Mr. Justice Stewart joins this dissenting opinion insofar as it expresses views concerning the “legal question” presented.

As Professor Milton Friedman of the University of Chicago stated: “May I say also that I have long been in favor of the immediate release of the records of policy actions of the FOMC. I have recommended repeatedly in testimony to Congress that the FOMC meetings be held on a Friday so that the record of policy actions can be written . . . and then released not later than Sunday night so that no business days pass without this record being available.” Hearings on H. R. 9465 and 9589 before the Subcommittee on Domestic Monetary Policy of the House Committee on Banking, Finance and Urban Affairs, 95th Cong., 1st Sess., 202 (1977).
These views also reflect those of Sherman Maisel, a former member of the Federal Reserve Board, who has written in this context that “[m]ost experts on markets . . . believe that the better the information, the better the market.” S. Maisel, Managing the Dollar 175 (1973).

 The Court relies on Exemption 6, but I find its analysis unpersuasive.
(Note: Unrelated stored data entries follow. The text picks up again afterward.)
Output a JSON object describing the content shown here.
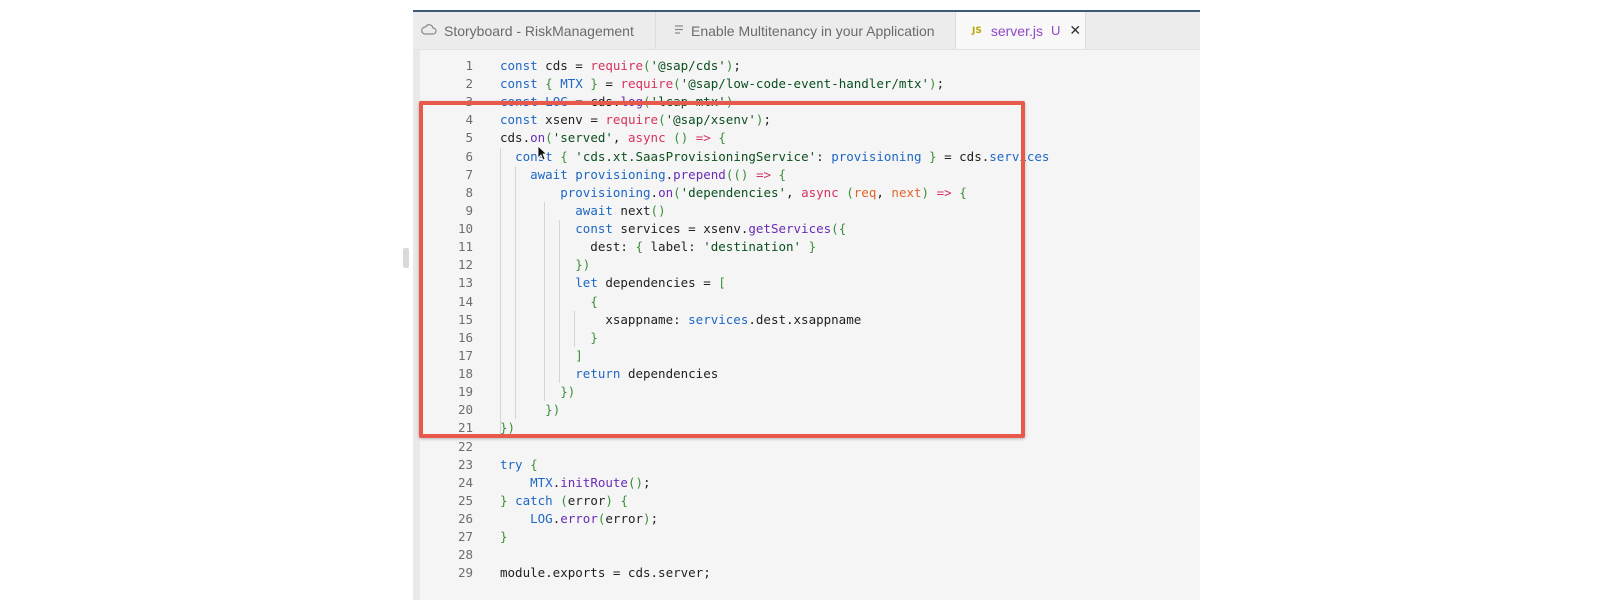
{
  "tabs": [
    {
      "label": "Storyboard - RiskManagement",
      "icon": "cloud-icon"
    },
    {
      "label": "Enable Multitenancy in your Application",
      "icon": "document-icon"
    },
    {
      "label": "server.js",
      "icon": "js-badge",
      "badge": "JS",
      "status": "U",
      "close": "✕"
    }
  ],
  "code": {
    "line_numbers": [
      "1",
      "2",
      "3",
      "4",
      "5",
      "6",
      "7",
      "8",
      "9",
      "10",
      "11",
      "12",
      "13",
      "14",
      "15",
      "16",
      "17",
      "18",
      "19",
      "20",
      "21",
      "22",
      "23",
      "24",
      "25",
      "26",
      "27",
      "28",
      "29"
    ],
    "lines": [
      "const cds = require('@sap/cds');",
      "const { MTX } = require('@sap/low-code-event-handler/mtx');",
      "const LOG = cds.log('lcap-mtx')",
      "const xsenv = require('@sap/xsenv');",
      "cds.on('served', async () => {",
      "  const { 'cds.xt.SaasProvisioningService': provisioning } = cds.services",
      "    await provisioning.prepend(() => {",
      "        provisioning.on('dependencies', async (req, next) => {",
      "          await next()",
      "          const services = xsenv.getServices({",
      "            dest: { label: 'destination' }",
      "          })",
      "          let dependencies = [",
      "            {",
      "              xsappname: services.dest.xsappname",
      "            }",
      "          ]",
      "          return dependencies",
      "        })",
      "      })",
      "})",
      "",
      "try {",
      "    MTX.initRoute();",
      "} catch (error) {",
      "    LOG.error(error);",
      "}",
      "",
      "module.exports = cds.server;"
    ]
  },
  "colors": {
    "highlight_border": "#e8584b",
    "active_tab_text": "#9147c6",
    "keyword": "#1d67c5",
    "string": "#0b4f1f"
  }
}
The Court admirably recognizes the danger of allowing every conceivable discovery privilege to be read into Exemption 5. See ante, at 354-355. It proposes, therefore, that only those privileges that are recognized in the legislative history of FOIA should be incorporated in the Exemption. To the extent, however, that every reference in the subcommittee hearings to the danger of disclosing some type of governmental information suffices under this test — virtually every agency appeared before Congress with a list of such “dangers” — the Exemption would render the Act meaningless. On the other hand, if the Court’s test is designed to limit Exemption 5 to those references in the legislative history that clearly bear on Congress’ final understanding of the Act, I see no justification for the Court’s recognition of a vague “commercial information” component of that Exemption.
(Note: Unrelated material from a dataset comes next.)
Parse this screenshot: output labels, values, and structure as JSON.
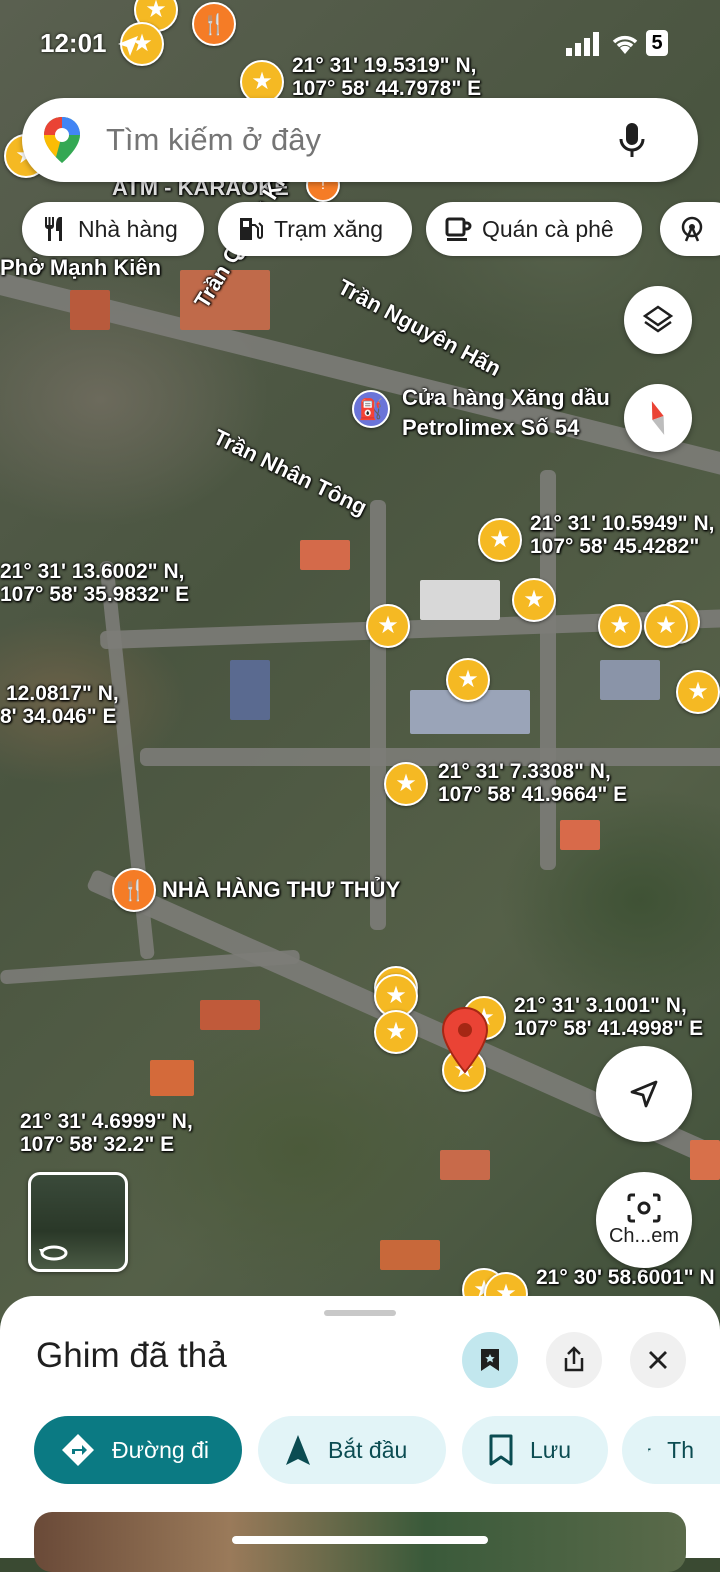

First, the passage in the House Report that the Court relies on, which refers to “information which [an agency] has received or generated before it completes the process of awarding a contract,” H. R. Rep. No. 1497, 89th Cong., 2d Sess., 10 (1966), is rather clearly directed both at a different governmental activity (i. e., procurement of goods or services by the Government acting as commercial buyer) and at a different stage in the course of that activity (¿. e., “before it completes [its] process”) than is involved in this case. Here, the agency is engaged in a clearly governmental activity — the regulation of financial markets — and has already settled upon its final position and has acted upon it. Moreover, the absence in the Senate Report of even this thin reed to support the Court’s analysis is significant in light of our recognition that that Report, rather than the House Report, is the most accurate reflection of the congressional will with respect to FOIA. Department of Air Force v. Rose, 425 U. S. 352, 363-367. Finally, the fact that Congress did include a “commercial information” exemption in the Act, albeit one that clearly does not apply in this case — Exemption 4 — should persuasively counsel against our adopting a novel and strained interpretation of another exemption to encompass such information. This is particularly so in this case in view of the fact that the very agency involved here unsuccessfully requested that Congress amend the proposed Exemption 4 to provide protection for the policy directives involved in this case. Hearings on H. R. 5012, etc., before a Subcommittee of the House Committee on Govern*367ment Operations, 89th Cong., 1st Sess., 51, 55, 228, 229 (1965). Having failed to provide such protection in Exemption 4, which so clearly relates to commercial information, Congress will no doubt be surprised to find that the Court has read that protection into Exemption 5.

 E. g., Department of Air Force v. Rose, supra, at 361; EPA v. Mink, 410 U. S. 73, 79-80.